To make things clear, we need to give a name to these categories of 
collections and have special behaviors for them:
(a)
- "Search Collection"
- query based only : S = { x | prop(x) == True}
- new items coming in the repository will show up or not based on 
evaluation of prop(x)
- editing items in the repository may make them appear/disappear from 
the collection (if you change attributes that change prop(x))
- DnD (addition/substraction) of  items will modify the properties of 
the moved items (if the query correspond to one unique simple attribute 
like a tag, user defined label or intrinsic attribute) or may be 
forbidden (if the query is complex, though we have no plan to provide a 
UI to build complex queries in 0.7)
(b)
- name : "List Collection"
- explicit list of items gathered using the query prop(x) at create 
time, so it's like a "normal" user collection except that data are 
gathered automatically at create time instead of manually
- new items coming in the repository will not show up based on 
evaluation of prop(x) (note: eventually (0.8?), Chandler will have 
filters so the user can create a filter that add explicitly items to the 
collection if prop(x) is true, note that this is actually different from 
a search based collection)
- editing items in the repository will not add/substract anything from 
the collection
- DnD always allowed

(a) corresponds to scenarios where the user wants a constantly updated 
collection based on a criteria
(b) corresponds to data gathering scenarios and classical "filter and 
move" scenarios as seen in email clients today

I personally would use (a) for tags and label based collections, and (b) 
(associated with a filter on incoming items) for everything else.

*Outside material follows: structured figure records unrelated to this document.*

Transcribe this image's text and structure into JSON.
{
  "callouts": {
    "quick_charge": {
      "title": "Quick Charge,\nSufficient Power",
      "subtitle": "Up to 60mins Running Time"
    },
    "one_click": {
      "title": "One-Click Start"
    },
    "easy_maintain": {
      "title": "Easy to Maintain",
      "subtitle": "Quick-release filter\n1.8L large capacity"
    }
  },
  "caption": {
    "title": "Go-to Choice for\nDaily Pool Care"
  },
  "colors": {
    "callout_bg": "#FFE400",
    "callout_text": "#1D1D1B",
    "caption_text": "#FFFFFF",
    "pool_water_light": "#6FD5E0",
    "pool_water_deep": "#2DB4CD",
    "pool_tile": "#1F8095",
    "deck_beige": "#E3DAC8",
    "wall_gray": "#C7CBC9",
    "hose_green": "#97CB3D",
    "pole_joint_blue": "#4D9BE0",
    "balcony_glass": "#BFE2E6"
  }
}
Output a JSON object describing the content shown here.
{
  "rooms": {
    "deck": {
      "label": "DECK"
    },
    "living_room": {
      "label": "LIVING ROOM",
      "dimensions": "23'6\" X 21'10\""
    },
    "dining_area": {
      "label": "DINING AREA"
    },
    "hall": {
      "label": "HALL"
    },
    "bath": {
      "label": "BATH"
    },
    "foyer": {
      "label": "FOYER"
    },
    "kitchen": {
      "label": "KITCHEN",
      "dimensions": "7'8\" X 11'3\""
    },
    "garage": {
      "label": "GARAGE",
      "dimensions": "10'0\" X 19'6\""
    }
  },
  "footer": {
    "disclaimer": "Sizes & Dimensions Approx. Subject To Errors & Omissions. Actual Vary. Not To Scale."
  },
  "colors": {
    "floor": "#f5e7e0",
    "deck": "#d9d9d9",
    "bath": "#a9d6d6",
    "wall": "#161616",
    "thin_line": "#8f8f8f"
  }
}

One could argue that the new "tag/label collection" feature slated for 
0.7 should always create a "Search Collection". Same for triage status 
sections (as seen in the Dashboard). So the "user prompt" will not have 
to be shown before we have a UI for creating complex queries (not 
planned for 0.7). I'm not sure then we need to visually distinguish the 
2 types of Collections for the user on 0.7.